Gujarat under Modi soon turned into the last scene of Hamlet with the likes of Sohrabuddin Sheikh, Kauser Bi and Tulsiram Prajapati getting bumped off but after leaving trails of their connections to political leaders. In Modi’s Gujarat, the stench of blood in the corridors of politics was overpowering; so much so that Amit Shah, the then state home minister, was detained in connection with one of the murder cases. There is one unexpected reference to Sohrabuddin — the man who could have been hired to dispatch Pandya — but that is to bring the Congress president, Sonia Gandhi, into the narrative, to suggest the reason for her snarky reference to Modi as “maut ka saudagar”. It was a “blunder” by Gandhi as, according to Singh, Modi had by then become so sacred a personage that harsh words against him would translate into votes for him and against the speaker. Modi, on his part, was hardly lacking in his collection of politically insensitive fusillade. As Singh informs, Modi’s colourful term, “Sultanat”, about the Gandhi family, and the code, “begum”, for Sonia, were all minted during the 2007 Gujarat poll.

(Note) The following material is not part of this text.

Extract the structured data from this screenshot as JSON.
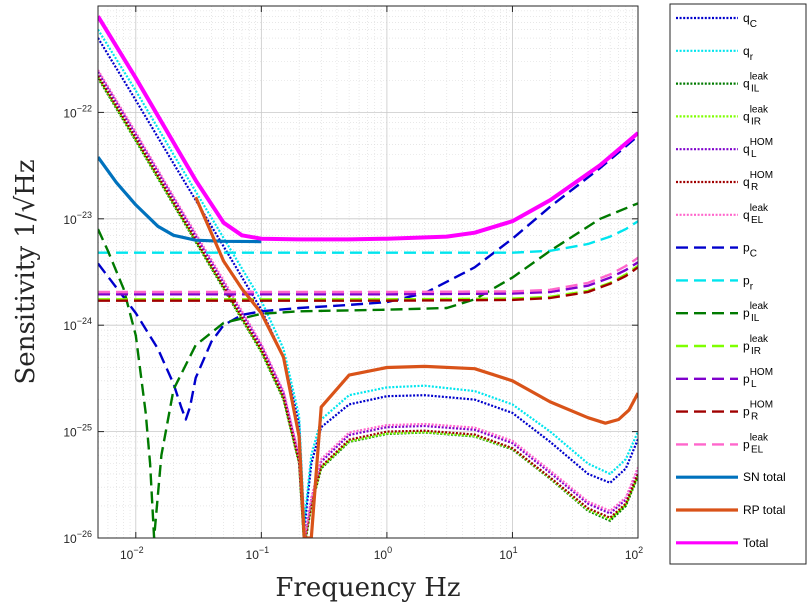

Singh is currently serving as press secretary to the president of India, so it is not unexpected to feel the presence of ‘handlers’ in crafting the book. That shows not only in the omissions —nobody expects a government book on Modi to be explicit about, say, the rise of cow vigilantes and the lynching of Muslims — but also in the careful choice of some tall figures of the saffron brotherhood, notably L.K. Advani, to ‘Other’ them. Advani, Singh argues, was not quite the unquestioned hero of Hindu nationalism that he is portrayed as. In fact, Advani became a suspect in the eye of the sangh parivar for doing too many things “unilaterally” or on the sly. It is hinted that after the Vajpayee government’s fall, Advani needed a big post for himself so he pipped M. Venkaiah Naidu, the then party president, to the post. The saffron brotherhood didn’t like the idea of the leader of the Opposition grabbing the party chief’s post too. The final fall came with Advani’s pro-Jinnah speech in Karachi which, Singh testifies, was not prompted by Sudheendra Kulkarni, the writer in attendance, but was Advani’s own brainwave. Ironically, in the 2002 meeting after the Gujarat bloodbath, it was Advani’s support, rather than the juniors’ advocacy, that had tipped the scale in favour of retaining Modi in power.

If Singh’s book is a project to present Modi’s way of looking at his own life, it is a truthful presentation of a self marked by secrecy and selfishness.